Several appellate court decisions have approved pain and suffering awards of $1,000,000 or more in hand injury cases.

  1. In Fang v. Heng Sang Realty Corp., a jury verdict  in the sum of  $2,000,000 for pain and suffering was reduced by the trial judge to $1,050,000 and as reduced upheld on appeal ($300,000 past - 7 years, $750,000 future - 30 years) for a 45 year old factory worker whose nerve, tendon and muscle damage from glass left him with a permanent clawing deformity and a useless hand.
  2. In Brown v. City of New York, a 51 year old school teacher was injured when a heavy metal door was slammed on her hand. A Kings County jury returned a pain and suffering verdict in the sum of $1,200,000 ($200,000 past, $1,000,000 future) which was upheld on appeal. Ms. Brown's dominant hand sustained nerve injuries that caused her to suffer from reflex sympathy dystrophy (RSD) - a condition that, as here, often leaves one with unremitting extremity pain, burning sensations, extreme hypersensitivity and loss of use. Ms. Brown's case was so bad that her hand was clawed, she could not stand the slightest touch to her fingers and she could not use her hand at all.
  3. In Keefe v. E&D Specialty Stands, Inc., an iron worker suffered a laceration to his ulnar nerve, underwent three surgeries and was left with permanent loss of feeling in his dominant hand along with 50% loss of strength in the hand. An Erie County jury awarded him $1,000,000 for 40 years of future pain and suffering and the appellate court found that amount reasonable.

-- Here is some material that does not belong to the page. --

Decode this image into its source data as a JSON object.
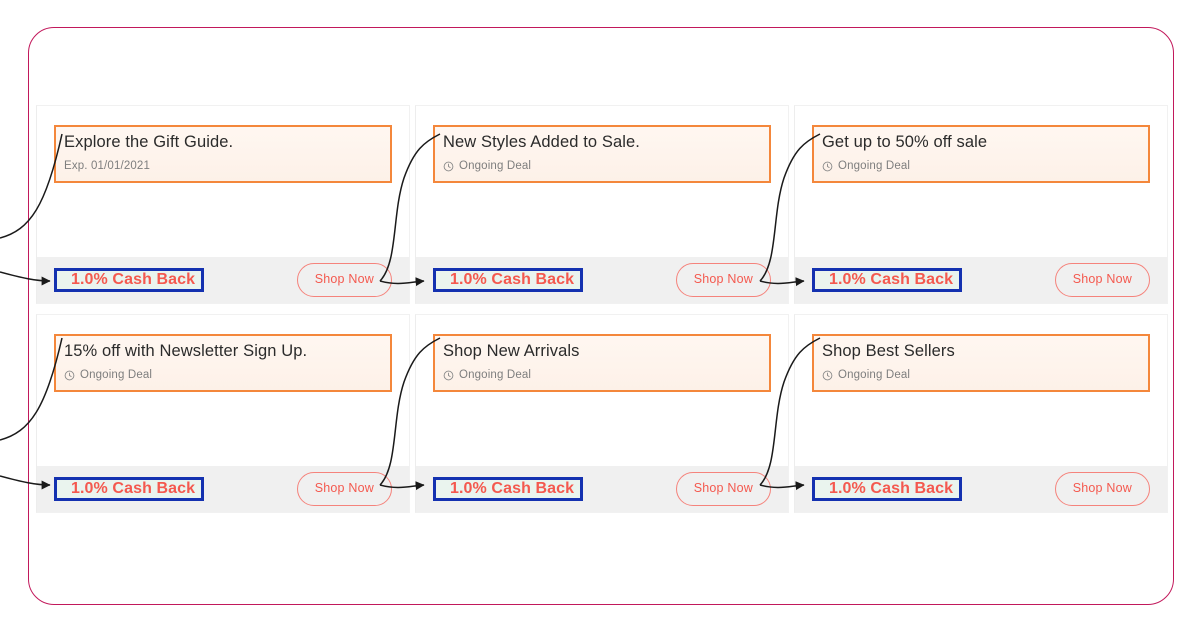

In another recent hand injury case, Kim v. City of New York, the appellate court ordered a downward reduction to $700,000 ($200,000 past, $500,000 future - 53 years) of a Queens County jury award of $1,200,000 ($200,000 past, $1,000,000 future) to a 15 year old boy who fell and sustained impacted fractures of two fingers and ulnar nerve damage. After surgery, the boy's hand was left with a boutonniere deformity:  

As a result, Jin Sil Kim could no longer use his fingers in any meaningful way. Perhaps because the injury was to his non-dominant hand or because he had been born with cerebral palsy or had an accident 10 years earlier that left him with right side paralysis, the appellate court determined to reduce the jury verdict to $700,000 ($200,000 past, $500,000 future).

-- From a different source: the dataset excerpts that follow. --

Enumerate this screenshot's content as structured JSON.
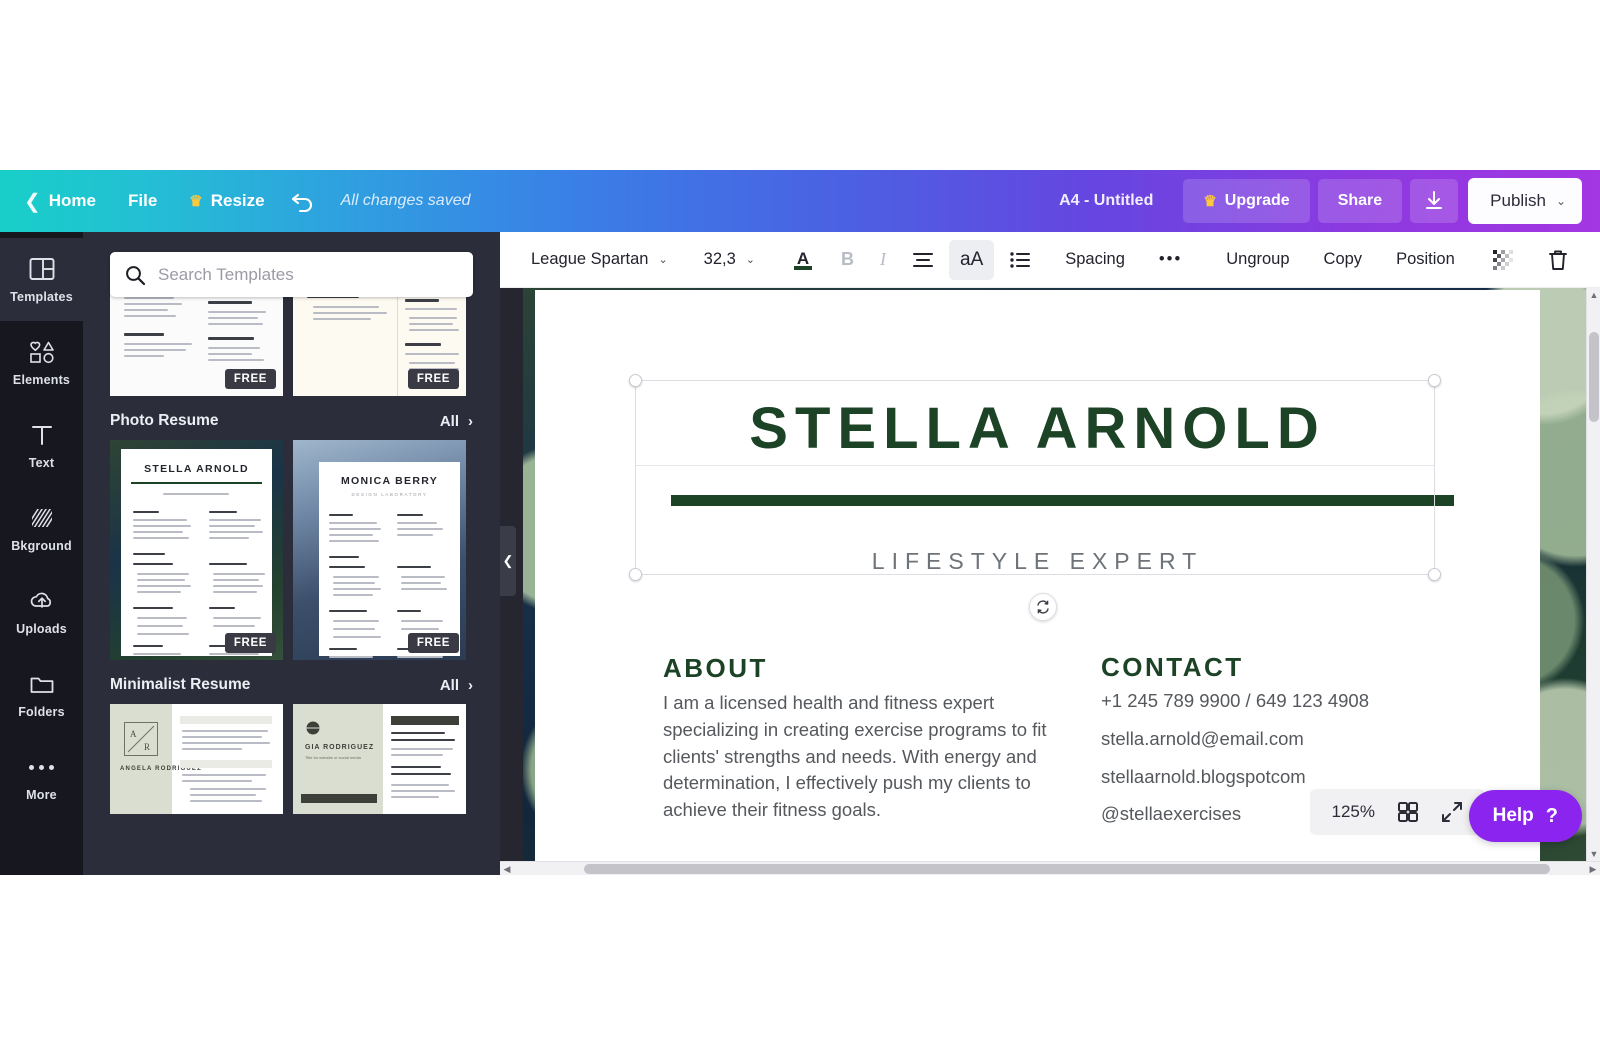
{
  "topbar": {
    "home_label": "Home",
    "file_label": "File",
    "resize_label": "Resize",
    "undo_icon": "undo-arrow-icon",
    "status_text": "All changes saved",
    "doc_title": "A4 - Untitled",
    "upgrade_label": "Upgrade",
    "upgrade_icon": "crown-icon",
    "share_label": "Share",
    "download_icon": "download-icon",
    "publish_label": "Publish",
    "publish_caret": "⌄",
    "gradient_from": "#18cfc8",
    "gradient_to": "#a436e3"
  },
  "rail": {
    "items": [
      {
        "label": "Templates",
        "icon": "templates-icon",
        "active": true
      },
      {
        "label": "Elements",
        "icon": "elements-icon",
        "active": false
      },
      {
        "label": "Text",
        "icon": "text-icon",
        "active": false
      },
      {
        "label": "Bkground",
        "icon": "background-icon",
        "active": false
      },
      {
        "label": "Uploads",
        "icon": "uploads-cloud-icon",
        "active": false
      },
      {
        "label": "Folders",
        "icon": "folder-icon",
        "active": false
      },
      {
        "label": "More",
        "icon": "more-dots-icon",
        "active": false
      }
    ]
  },
  "panel": {
    "search_placeholder": "Search Templates",
    "search_value": "",
    "search_icon": "search-icon",
    "sections": [
      {
        "title": "Photo Resume",
        "all_label": "All",
        "all_caret": "›",
        "cards": [
          {
            "name": "STELLA ARNOLD",
            "badge": "FREE"
          },
          {
            "name": "MONICA BERRY",
            "badge": "FREE"
          }
        ]
      },
      {
        "title": "Minimalist Resume",
        "all_label": "All",
        "all_caret": "›",
        "cards": [
          {
            "name": "ANGELA RODRIGUEZ",
            "badge": ""
          },
          {
            "name": "GIA RODRIGUEZ",
            "badge": ""
          }
        ]
      }
    ],
    "top_cards": [
      {
        "badge": "FREE"
      },
      {
        "badge": "FREE"
      }
    ]
  },
  "toolbar": {
    "font_family": "League Spartan",
    "font_family_caret": "⌄",
    "font_size": "32,3",
    "font_size_caret": "⌄",
    "text_color_icon": "text-color-a-icon",
    "bold_label": "B",
    "italic_label": "I",
    "align_icon": "align-icon",
    "case_label": "aA",
    "list_icon": "bullet-list-icon",
    "spacing_label": "Spacing",
    "more_label": "•••",
    "ungroup_label": "Ungroup",
    "copy_label": "Copy",
    "position_label": "Position",
    "transparency_icon": "transparency-icon",
    "delete_icon": "trash-icon",
    "text_color_value": "#1d4326"
  },
  "canvas": {
    "name": "STELLA ARNOLD",
    "subtitle": "LIFESTYLE EXPERT",
    "about_heading": "ABOUT",
    "about_body": "I am a licensed health and fitness expert specializing in creating exercise programs to fit clients' strengths and needs. With energy and determination, I effectively push my clients to achieve their fitness goals.",
    "contact_heading": "CONTACT",
    "contact_lines": [
      "+1 245 789 9900 / 649 123 4908",
      "stella.arnold@email.com",
      "stellaarnold.blogspotcom",
      "@stellaexercises"
    ],
    "accent_color": "#1d4326",
    "rotate_icon": "rotate-icon",
    "collapse_icon": "chevron-left-icon"
  },
  "footer": {
    "zoom_level": "125%",
    "grid_icon": "grid-view-icon",
    "fullscreen_icon": "expand-icon",
    "help_label": "Help",
    "help_mark": "?",
    "help_color": "#8b24ef"
  }
}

Not all hand injury cases are as devastating as those above. Here are some less significant cases:

  • Vogel v. Cichy: Fulton County jury in a damages only car accident case did not award plaintiff any damages. On appeal, $45,000 ($25,000 past, $20,000 future - 25 years) held reasonable for fracture of 4th finger of dominant hand without surgery but with permanent shortening, extension lag and chronic inflammation.
  • Mane v. Brusco: $150,000 for a 14 year old boy who was cut by glass and suffered ulnar nerve, ulnar artery and tendon damage in his non-dominant hand. He was left with permanent nerve damage and a disfiguring scar.
  • Quintin v. Stop & Shop Supermarket Co., LLC (Index # 513/06; Supreme Court, Westchester County; 1/23/09): $300,000 ($100,000 past, $200,000 future) jury verdict for a 20 year old merchandiser whose hand was caught in a freight door elevator causing RSD.

We will continue to follow jury verdicts and appellate court decisions in hand injury cases and report back on any that are significant as to pain and suffering awards.